Top

03 Oktober 2018

Ketika saya merenungkan lebih lanjut tentang dampak/ kuasa perkataan, deklarasi yang kita lakukan, saya menerima pemahaman lebih lanjut sebagai berikut :

1. Manusia yang memakan perkataan dusta iblis membuat dirinya berpindah dari duniaNya Tuhan, kepada dunia dosa. Tetapi, setiap Firman yang Tuhan lepaskan akan membawa kita masuk dalam duniaNya.

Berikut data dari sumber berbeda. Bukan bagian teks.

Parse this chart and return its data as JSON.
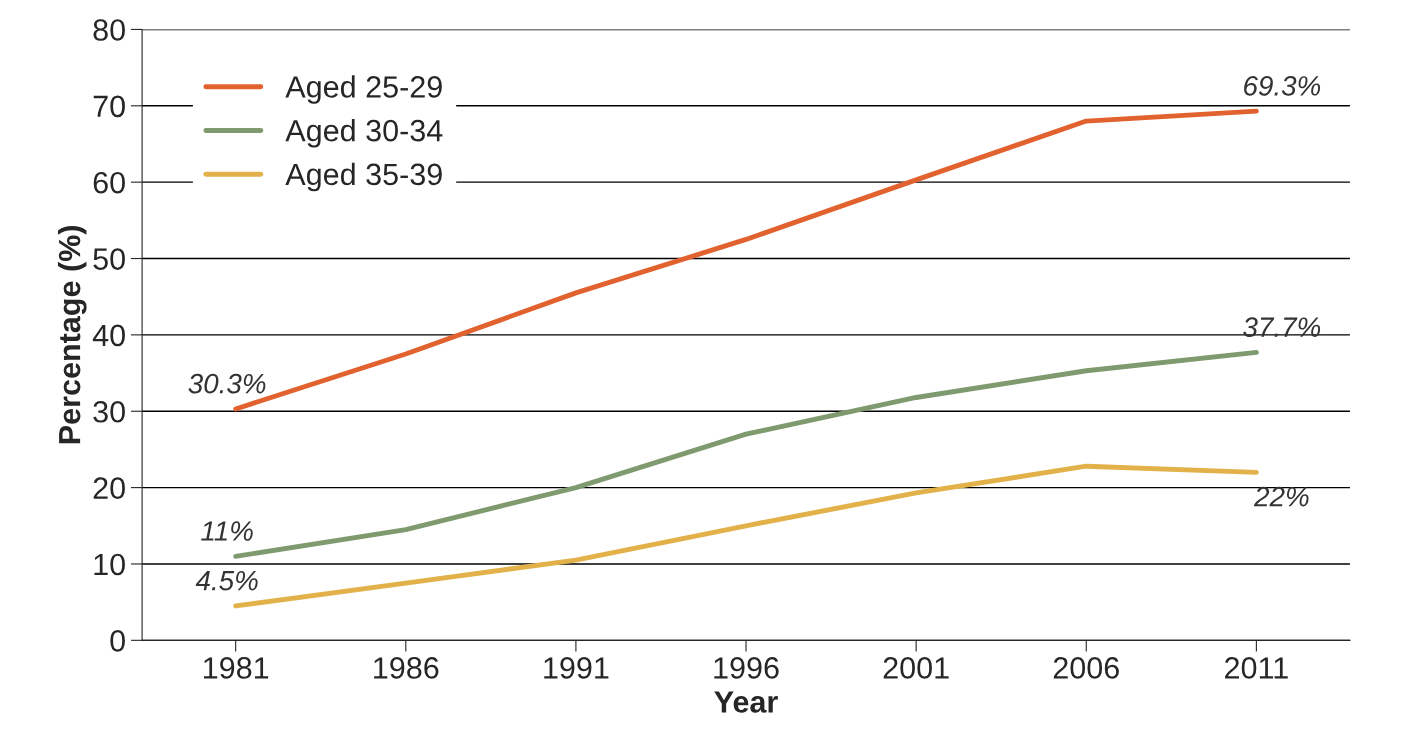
{
  "chart_data": {
    "type": "line",
    "xlabel": "Year",
    "ylabel": "Percentage (%)",
    "categories": [
      "1981",
      "1986",
      "1991",
      "1996",
      "2001",
      "2006",
      "2011"
    ],
    "ylim": [
      0,
      80
    ],
    "yticks": [
      0,
      10,
      20,
      30,
      40,
      50,
      60,
      70,
      80
    ],
    "grid": "y",
    "legend": "top left",
    "marker": "none",
    "line_style": "solid",
    "series": [
      {
        "name": "Aged 25-29",
        "color": "#e2622f",
        "values": [
          30.3,
          37.5,
          45.5,
          52.5,
          60.3,
          68,
          69.3
        ],
        "value_labels": [
          "30.3%",
          null,
          null,
          null,
          null,
          null,
          "69.3%"
        ]
      },
      {
        "name": "Aged 30-34",
        "color": "#7f9a6e",
        "values": [
          11,
          14.5,
          20,
          27,
          31.8,
          35.3,
          37.7
        ],
        "value_labels": [
          "11%",
          null,
          null,
          null,
          null,
          null,
          "37.7%"
        ]
      },
      {
        "name": "Aged 35-39",
        "color": "#e2b14a",
        "values": [
          4.5,
          7.5,
          10.5,
          15,
          19.3,
          22.8,
          22
        ],
        "value_labels": [
          "4.5%",
          null,
          null,
          null,
          null,
          null,
          "22%"
        ]
      }
    ]
  }
}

Saya menyadari bahwa Iblis yang sudah dikalahkan oleh Kristus sesungguhnya hanya memiliki 1 senjata saja yaitu kebohongan (perkataan dusta / tipu daya). Tetapi satu senjata itu begitu ‘ampuh’ bagi umat manusia. Saya menyadari bahwa satu-satunya solusi adalah dengan terus berinteraksi dengan Firman, dengan membangun persekutuan yang hidup, akurat dan progresif dengan Bapa. Saya percaya ketika saya terus berinteraksi dengan Tuhan dan FirmanNya, saya semakin mengenal diriNya. Ketika saya bertekun setiap jam sekali memperkatakan Firman, sesungguhnya saya sedang mengkondisikan diri saya untuk semakin mengenali suaraNya. Sehingga ketika ada suara yang lain, yang tidak sesuai Firman, saya akan sedemikian sensitif untuk mengenalinya dan menolaknya! Satu-satunya senjata yang dapat melawan kebohongan (tipu daya Iblis) hanyalah kebenaran! Tanpa saya mengenal Sang Firman (kebenaran), maka saya akan begitu mudah mempercayai kebohongan iblis.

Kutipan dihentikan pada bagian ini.